Daily Development for
Thursday, February 5, 1998

by: Patrick A. Randolph, Jr.
Professor of Law
UMKC School of Law

EASEMENTS; TERMINATION; MERGER: Party must show that all of the dominant and servient estates had been vested in one owner in order to support conclusion that merger had terminated the easement.

Will v. Gates, 680 N. E. 2d 1197 (N.Y. 1997).

The Plaintiffs brought a declaratory judgement action seeking access to a right to a right-of-way over Defendants' properties. The Defendants argued that the Plaintiffs' interest in the easement was extinguished by merger when one of the Defendants, who already owned the property consisting of the servient easement, acquired another parcel of land that constituted one of the dominant estates in the easement. Lower courts had held that the Plaintiffs' interest in the easement had been extinguished through abandonment. The New York Appellate Division affirmed, but for a different reason, holding that any rights Plaintiffs might have had in the easement had been extinguished by merger, and therefore did not reach the abandonment issue.

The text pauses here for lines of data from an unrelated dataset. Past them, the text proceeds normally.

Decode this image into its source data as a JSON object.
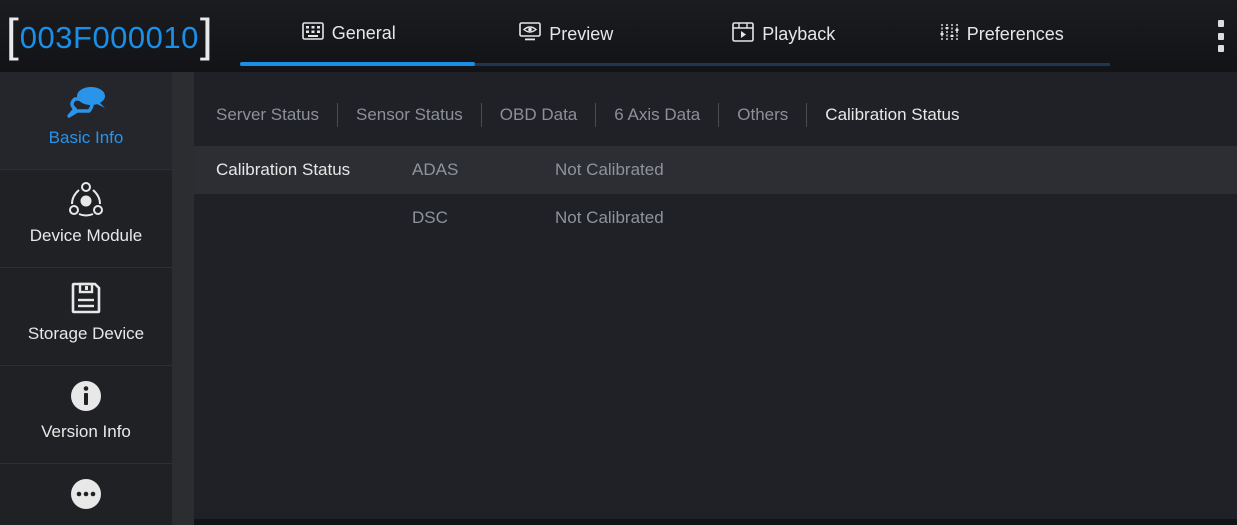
{
  "device": {
    "id": "003F000010",
    "bracket_open": "[",
    "bracket_close": "]"
  },
  "tabs": [
    {
      "label": "General",
      "icon": "keyboard-icon",
      "active": true
    },
    {
      "label": "Preview",
      "icon": "monitor-eye-icon",
      "active": false
    },
    {
      "label": "Playback",
      "icon": "playback-icon",
      "active": false
    },
    {
      "label": "Preferences",
      "icon": "sliders-icon",
      "active": false
    }
  ],
  "sidebar": {
    "items": [
      {
        "label": "Basic Info",
        "icon": "chat-bubbles-icon",
        "active": true
      },
      {
        "label": "Device Module",
        "icon": "module-network-icon",
        "active": false
      },
      {
        "label": "Storage Device",
        "icon": "floppy-disk-icon",
        "active": false
      },
      {
        "label": "Version Info",
        "icon": "info-circle-icon",
        "active": false
      },
      {
        "label": "",
        "icon": "more-dots-icon",
        "active": false
      }
    ]
  },
  "subtabs": [
    {
      "label": "Server Status",
      "active": false
    },
    {
      "label": "Sensor Status",
      "active": false
    },
    {
      "label": "OBD Data",
      "active": false
    },
    {
      "label": "6 Axis Data",
      "active": false
    },
    {
      "label": "Others",
      "active": false
    },
    {
      "label": "Calibration Status",
      "active": true
    }
  ],
  "table": {
    "rows": [
      {
        "name": "Calibration Status",
        "type": "ADAS",
        "value": "Not Calibrated"
      },
      {
        "name": "",
        "type": "DSC",
        "value": "Not Calibrated"
      }
    ]
  },
  "colors": {
    "accent": "#1a8fe8",
    "background": "#0b0c0e",
    "content_bg": "#1f2127",
    "sidebar_bg": "#202124"
  }
}
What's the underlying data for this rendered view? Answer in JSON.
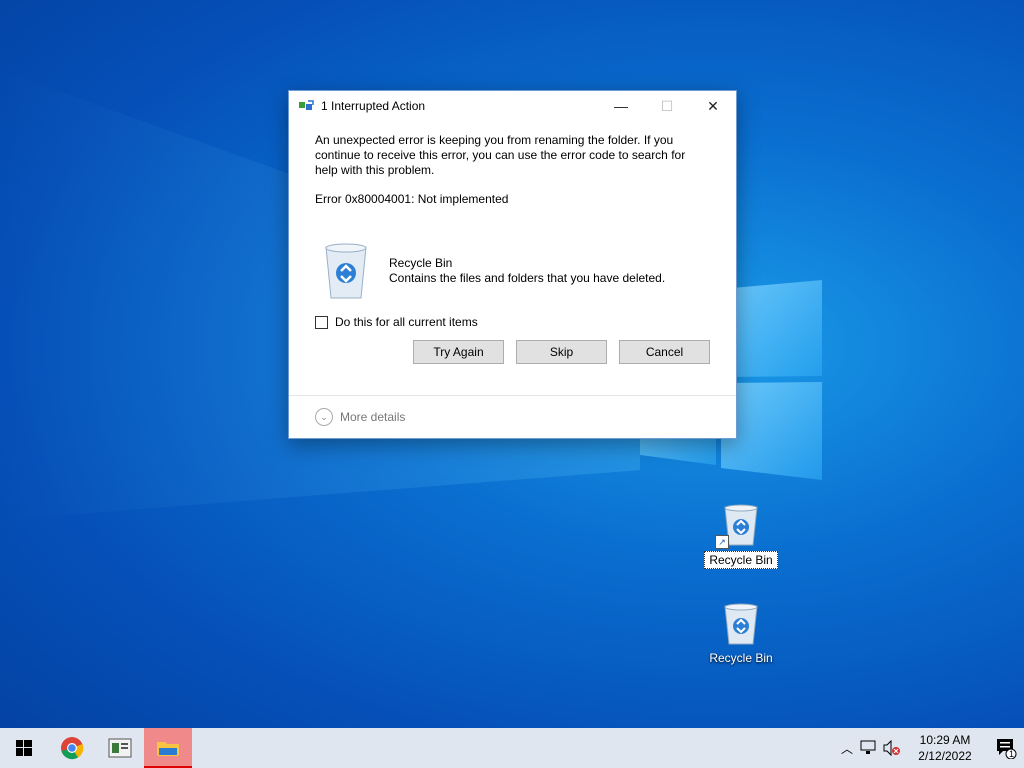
{
  "desktop": {
    "icons": [
      {
        "label": "Recycle Bin",
        "shortcut": true,
        "selected": true
      },
      {
        "label": "Recycle Bin",
        "shortcut": false,
        "selected": false
      }
    ]
  },
  "dialog": {
    "title": "1 Interrupted Action",
    "message": "An unexpected error is keeping you from renaming the folder. If you continue to receive this error, you can use the error code to search for help with this problem.",
    "error": "Error 0x80004001: Not implemented",
    "item_name": "Recycle Bin",
    "item_desc": "Contains the files and folders that you have deleted.",
    "checkbox_label": "Do this for all current items",
    "checkbox_checked": false,
    "buttons": {
      "try_again": "Try Again",
      "skip": "Skip",
      "cancel": "Cancel"
    },
    "more_details": "More details"
  },
  "taskbar": {
    "apps": [
      "start-icon",
      "chrome-icon",
      "app-icon",
      "file-explorer-icon"
    ],
    "clock_time": "10:29 AM",
    "clock_date": "2/12/2022",
    "notification_count": "1"
  },
  "colors": {
    "accent": "#0a6fd0",
    "taskbar": "#dfe6ef",
    "active_app": "#f08a8a"
  }
}
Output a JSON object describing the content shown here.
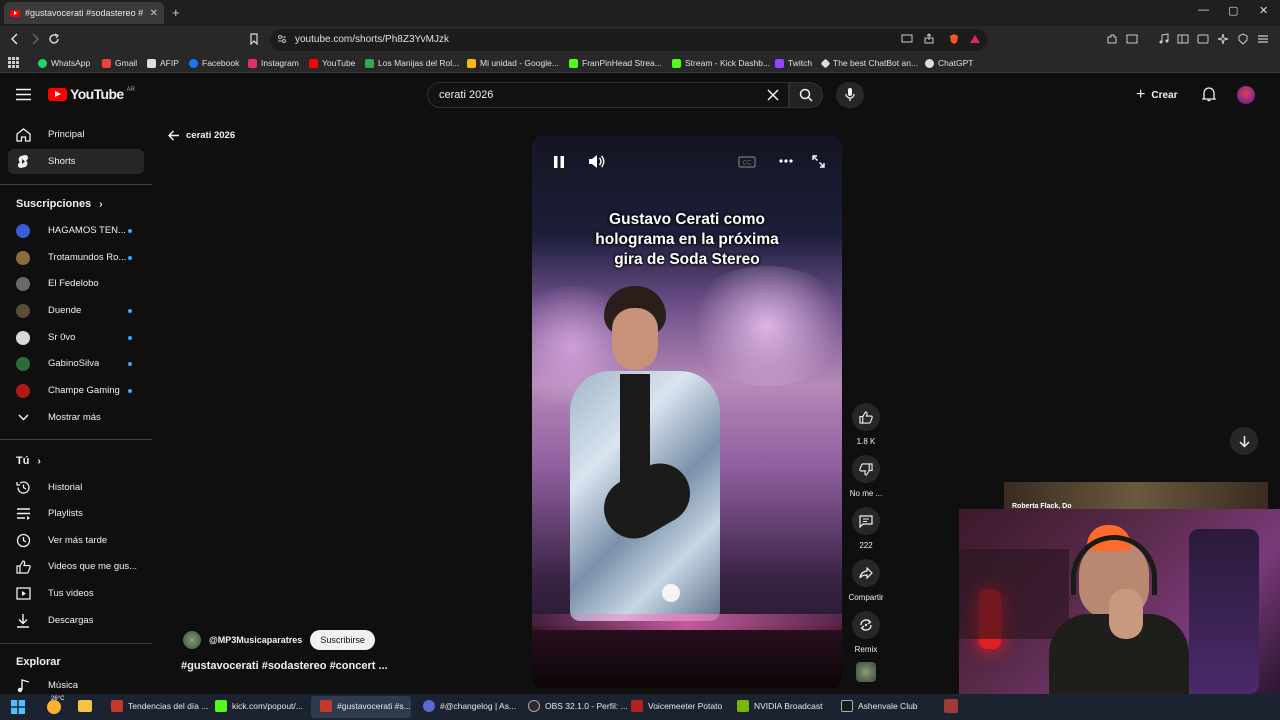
{
  "browser": {
    "tab_title": "#gustavocerati #sodastereo #",
    "url": "youtube.com/shorts/Ph8Z3YvMJzk",
    "bookmarks": [
      "WhatsApp",
      "Gmail",
      "AFIP",
      "Facebook",
      "Instagram",
      "YouTube",
      "Los Manijas del Rol...",
      "Mi unidad - Google...",
      "FranPinHead Strea...",
      "Stream - Kick Dashb...",
      "Twitch",
      "The best ChatBot an...",
      "ChatGPT"
    ]
  },
  "youtube": {
    "logo_text": "YouTube",
    "region": "AR",
    "search_value": "cerati 2026",
    "create_label": "Crear",
    "back_label": "cerati 2026"
  },
  "sidebar": {
    "main": [
      {
        "label": "Principal",
        "icon": "home-icon"
      },
      {
        "label": "Shorts",
        "icon": "shorts-icon"
      }
    ],
    "subs_title": "Suscripciones",
    "subs": [
      {
        "label": "HAGAMOS TEN...",
        "color": "#3b5bd6"
      },
      {
        "label": "Trotamundos Ro...",
        "color": "#8a6d3b"
      },
      {
        "label": "El Fedelobo",
        "color": "#6a6a6a"
      },
      {
        "label": "Duende",
        "color": "#5a4a3a"
      },
      {
        "label": "Sr 0vo",
        "color": "#d8d8d8"
      },
      {
        "label": "GabinoSilva",
        "color": "#2e6b3a"
      },
      {
        "label": "Champe Gaming",
        "color": "#b01818"
      }
    ],
    "more_label": "Mostrar más",
    "you_title": "Tú",
    "you": [
      {
        "label": "Historial",
        "icon": "history-icon"
      },
      {
        "label": "Playlists",
        "icon": "playlists-icon"
      },
      {
        "label": "Ver más tarde",
        "icon": "watch-later-icon"
      },
      {
        "label": "Videos que me gus...",
        "icon": "liked-icon"
      },
      {
        "label": "Tus videos",
        "icon": "your-videos-icon"
      },
      {
        "label": "Descargas",
        "icon": "downloads-icon"
      }
    ],
    "explore_title": "Explorar",
    "explore": [
      {
        "label": "Música",
        "icon": "music-icon"
      }
    ]
  },
  "short": {
    "caption_lines": [
      "Gustavo Cerati como",
      "holograma en la próxima",
      "gira de Soda Stereo"
    ],
    "channel": "@MP3Musicaparatres",
    "subscribe_label": "Suscribirse",
    "title": "#gustavocerati #sodastereo #concert ...",
    "likes": "1.8 K",
    "dislike_label": "No me ...",
    "comments": "222",
    "share_label": "Compartir",
    "remix_label": "Remix"
  },
  "webcam": {
    "overlay_text": "Roberta Flack, Do"
  },
  "taskbar": {
    "weather": "26°C",
    "items": [
      {
        "label": "Tendencias del día ...",
        "color": "#c0392b"
      },
      {
        "label": "kick.com/popout/...",
        "color": "#53fc18"
      },
      {
        "label": "#gustavocerati #s...",
        "color": "#c0392b"
      },
      {
        "label": "#@changelog | As...",
        "color": "#5a6ad6"
      },
      {
        "label": "OBS 32.1.0 - Perfil: ...",
        "color": "#2a2a2a"
      },
      {
        "label": "Voicemeeter Potato",
        "color": "#b82020"
      },
      {
        "label": "NVIDIA Broadcast",
        "color": "#76b900"
      },
      {
        "label": "Ashenvale Club",
        "color": "#1a1a1a"
      }
    ]
  }
}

On appeal, held: Reversed: The Court of Appeals of New York found that Defendants were not entitled to summary judgement as there was no proof that *all* of the dominant and servient estates had vested in one owner. Plaintiffs owned another dominant parcel that had never been in the ownership of the holder of the servient parcel since the original subdivision that created the easement.

Comment 1: The ruling is "black letter law" and it is frankly surprising that it was necessary for the Court of Appeals to instruct the Appellate Division on such a fundamental point. Even if the judges didn't know the law, one would hope that their clerks had taken a basic law school course in which this rule was developed.

Comment 2: The factual circumstances here make the case more interesting from a human interest standpoint, but it is likely that there is not enough money at stake for us to observe the fortunes of these contending landowners in future appellate decisions.

Here are the facts:

The easement in question consisted of a horshoe shaped roadway. The northern leg of the horshoe had been developed into a road. The southern leg had not, nor had the piece joining these two legs. The joining piece crossed over Defendant's land - the original homestead, subdivided in the nineteenth century when the easement was platted. The southern leg crossed over Plaintiff's land. Defendant acquired the parcel on the other side of the northern leg, so owned both a dominant parcel to the joining as well as the servient parcel. Defendant then sold the southern piece of his property (adjacent to the undeveloped southern leg) in a transaction in which Defendant and Defendant's grantee mutually waived any interest in the joining piece of the easement. The result restricted the grantee from reaching the northern leg, which had already been developed into a road, and forced that grantee to develop access over the southern leg, which crossed over Plaintiff's property. Despite Plaintiff's protestations, and litigation resolved at the appellate level, the grantee prevailed in prior litigation and obtained the right to build the southern road.

The court indicates that the Plaintiff here "allegedly" has an interest in developing his property in such a way as to use the joining piece. One might be tempted to conclude, however, that the court sees this lawsuit as an attempt by the Plaintiff to wreak revenge on the Defendants by opening up the joining piece in the same way that Defendants had opened up the southerly leg of the easement across his property.

It would be interesting to see if this perception of the case comes out more clearly in any subsequent appellate discussions of the issue. But, as indicated, it is likely that economics will dictate an end to this litigation before more opinions are written.